Bazen çokça öfkelendiğimiz için kişiyi anlamakta çok zorlanabiliriz. Ama şunu bilelim ki eğer hep aynı davranış kalıplarını devam ettiriyorsak ve bu durum her iki tarafı da rahatsız edip,uzaklaşma ve duygusal yanlızlığa itiyorsa bu kısır döngüden kurtulmak için her iki tarafında elini taşın altına koymaları gerekir.İlişki problemlerinde sorunu her iki tarafta besler.Dolayısıyla,kişiler öfkelensede,hayal kırıklığı yaşasada,hakaret edildiğini hissetsede suçlama,aşağılama,savunma ve duvar örme gibi yanlış iletişim kalıplarını kullanmamaları gerekir.Burada empati kurmakta zorlanıyorsak,birkaç kez burundan derin nefes alma,nefesi tutma ve nefes verme egzersizi yaparak öfkenin vücudumuzdaki etkisini uzaklaştırdıktan ve sakinleştikten sonra olumlu bir iletişim diliyle konuşabilmek kıymetlidir.
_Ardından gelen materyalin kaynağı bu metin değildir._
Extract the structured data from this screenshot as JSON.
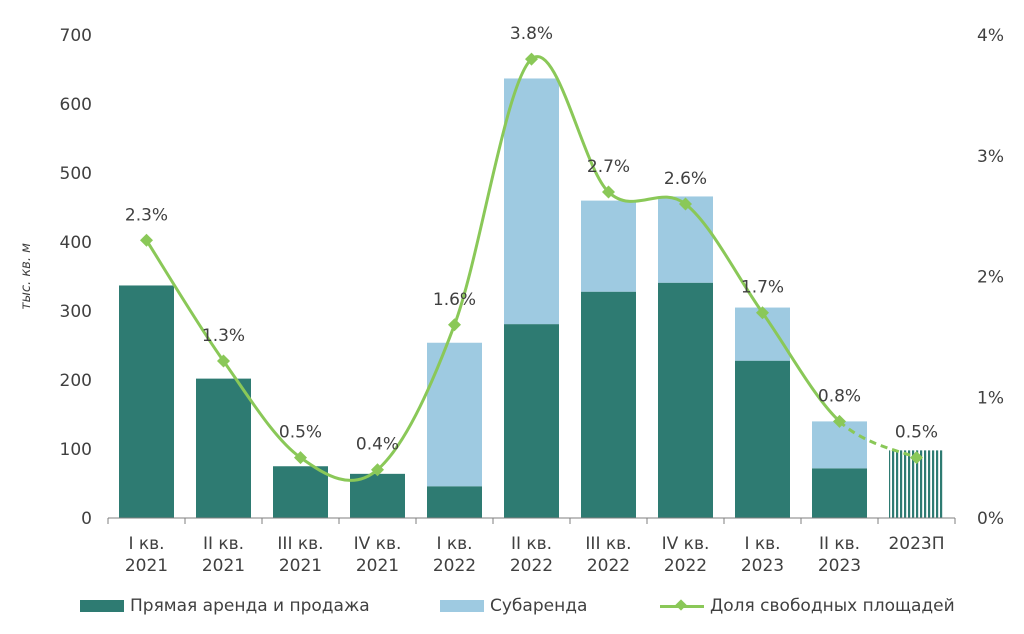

Evliliğin önemli dinamiklerinden biri olan duygusal yakınlik ilişkiyi besleyerek daha sağlıklı iletişim kurmamızı sağlar.Tabi sağlıklı iletişim kurabilmekte,duygusal yakınlığı artıracaktır.Bu iki kavram hem birbirini etkiler,hem de birbirinden etkilenir.Dolayısıyla,suçlamadan önce anlamaya çalışmak,savunmaya geçmeden önce hatası olabileceğini kabul etmek,aşağılamadan önce empatik bir şekilde geçmişiyle bağlantı kurmak ve duvar örmeden önce sorumluluk almaya çalışmak bize yol gösterecektir.